立教大学の教員になったのが1998年、ちょうどコミュニティ福祉学部が設立されたタイミングでした。受け持った授業の中でも、「ジェンダー論」は反響が大きかったですね。立教の教員になってからの25年間で、ダイバーシティとかLGBTQなどの言葉が知られるようになったように、ジェンダー問題に対する社会の意識や認知度は大きく変わりました。関心をもつ学生も増えました。しかし、ジェンダー平等が進んだかというと、根っこの部分で問題は深刻化していると感じています。ネットやSNSを介した性の商品化や性的搾取はむしろひどくなっており、セクシュアリティの侵害を通して女性を劣位に置く構造が強化されています。
授業では、性差別を感じた経験は一度もない、女性も強くなった、という声をよく聞きます。そこで、交通事故の逸失利益が賃金をもとに算定されると、被害者が子どもであっても男女で受取額に差が生じることなど、身近なことから気づきを得る機会をもっています。今まで当たり前に生きてきた社会の中に実は差別が潜んでいることや、差別を差別と思わせないような社会の仕組みがあることに気づいていくと、学生の学びの姿勢がどんどん変化していきますね。学生にはいつも「見ようとしなければ見えないものを見る力をつけていこう」と言ってるんです。これはつまり、“意思を発動する”ということ。それによって今まで見えなかったものが見えたら、その現状を変えるために学ぼうとする意志に転換されていきます。
教育ってあるひとつの眼鏡をかけるという行為でもあると思うんです。そこで集積された知識をもう一度批判的にとらえて、不要なものを学び落とす、これを“アン・ラーン”と呼びますが、いったん眼鏡を自分の意思で外してみて、そこから見えるものは何なのかをあらためて考え直す。その経験を、さまざまに提供したいと思っています。そしてそこから見える理不尽な現実を、自分だけの問題として捉えず、社会的な文脈のなかで捉え返してほしい。1人ひとりの声を時代の証言として受け止め合うこと。そこから、必ず世の中を変えられる、と。
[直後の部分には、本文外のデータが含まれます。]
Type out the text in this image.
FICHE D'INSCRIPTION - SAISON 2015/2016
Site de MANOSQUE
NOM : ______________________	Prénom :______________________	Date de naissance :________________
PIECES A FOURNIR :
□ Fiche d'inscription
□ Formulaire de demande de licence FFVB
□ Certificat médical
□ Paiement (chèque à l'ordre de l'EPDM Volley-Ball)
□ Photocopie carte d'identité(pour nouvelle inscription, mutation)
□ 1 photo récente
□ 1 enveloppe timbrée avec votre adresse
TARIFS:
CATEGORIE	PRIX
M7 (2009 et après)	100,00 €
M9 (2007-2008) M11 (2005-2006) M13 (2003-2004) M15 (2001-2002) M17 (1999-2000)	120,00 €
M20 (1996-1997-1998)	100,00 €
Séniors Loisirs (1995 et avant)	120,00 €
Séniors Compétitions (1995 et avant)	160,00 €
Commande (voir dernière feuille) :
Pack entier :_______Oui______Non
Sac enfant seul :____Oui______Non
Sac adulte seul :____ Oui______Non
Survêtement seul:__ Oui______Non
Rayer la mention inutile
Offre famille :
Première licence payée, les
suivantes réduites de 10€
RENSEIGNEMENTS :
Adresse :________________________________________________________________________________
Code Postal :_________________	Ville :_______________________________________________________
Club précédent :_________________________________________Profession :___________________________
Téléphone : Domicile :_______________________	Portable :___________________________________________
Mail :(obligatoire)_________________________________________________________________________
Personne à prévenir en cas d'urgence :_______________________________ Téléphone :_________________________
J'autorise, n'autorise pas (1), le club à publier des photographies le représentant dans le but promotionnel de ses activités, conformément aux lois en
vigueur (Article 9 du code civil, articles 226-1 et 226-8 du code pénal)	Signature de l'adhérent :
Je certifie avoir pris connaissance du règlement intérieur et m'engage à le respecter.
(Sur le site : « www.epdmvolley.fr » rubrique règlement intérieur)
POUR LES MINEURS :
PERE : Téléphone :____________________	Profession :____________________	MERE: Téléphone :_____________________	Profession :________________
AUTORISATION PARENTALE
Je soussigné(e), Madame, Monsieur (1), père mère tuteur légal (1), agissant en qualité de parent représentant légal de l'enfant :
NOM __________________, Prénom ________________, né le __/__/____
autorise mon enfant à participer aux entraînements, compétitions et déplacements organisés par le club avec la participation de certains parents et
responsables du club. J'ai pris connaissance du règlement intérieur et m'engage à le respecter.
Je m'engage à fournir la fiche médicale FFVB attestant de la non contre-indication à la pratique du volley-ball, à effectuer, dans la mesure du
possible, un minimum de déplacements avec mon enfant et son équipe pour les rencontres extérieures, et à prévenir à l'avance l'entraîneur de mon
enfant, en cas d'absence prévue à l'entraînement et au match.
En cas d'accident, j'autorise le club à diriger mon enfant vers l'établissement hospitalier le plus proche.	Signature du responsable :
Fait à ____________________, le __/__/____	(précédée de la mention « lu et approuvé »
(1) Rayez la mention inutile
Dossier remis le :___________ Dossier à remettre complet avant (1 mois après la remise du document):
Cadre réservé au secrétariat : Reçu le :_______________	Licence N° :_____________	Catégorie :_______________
●学生と教員、相互のリスペクトが理想のキャンパスを生む
私は22年4月から学部長を拝命しました。コミュニティ福祉学部は「いのちの尊厳のために」という理念を掲げているんですが、それを実現するにはまず教員が学生を尊敬できるか、が問われていると思うんです。それには学生の意見を傾聴し対話することが大切だと思っています。そのうえで伝統を尊重しながらも革新に挑み、教育と研究を両輪として発展させることで、理想的なキャンパスを具現化したいと考えています。学部創設当初は、新入生ガイダンスの際、教員や事務職員だけでなく、清掃や警備を担ってくれる業者の皆さんをお招きし、1年生全員にきちんと紹介していました。キャンパスに関わるすべての方々に思いを馳せられるようなホスピタリティーを大切にすることの重要性を初年次に感じたことは、今でも鮮明に覚えています。コロナ禍が落ち着いたら、ぜひ復活させたいです。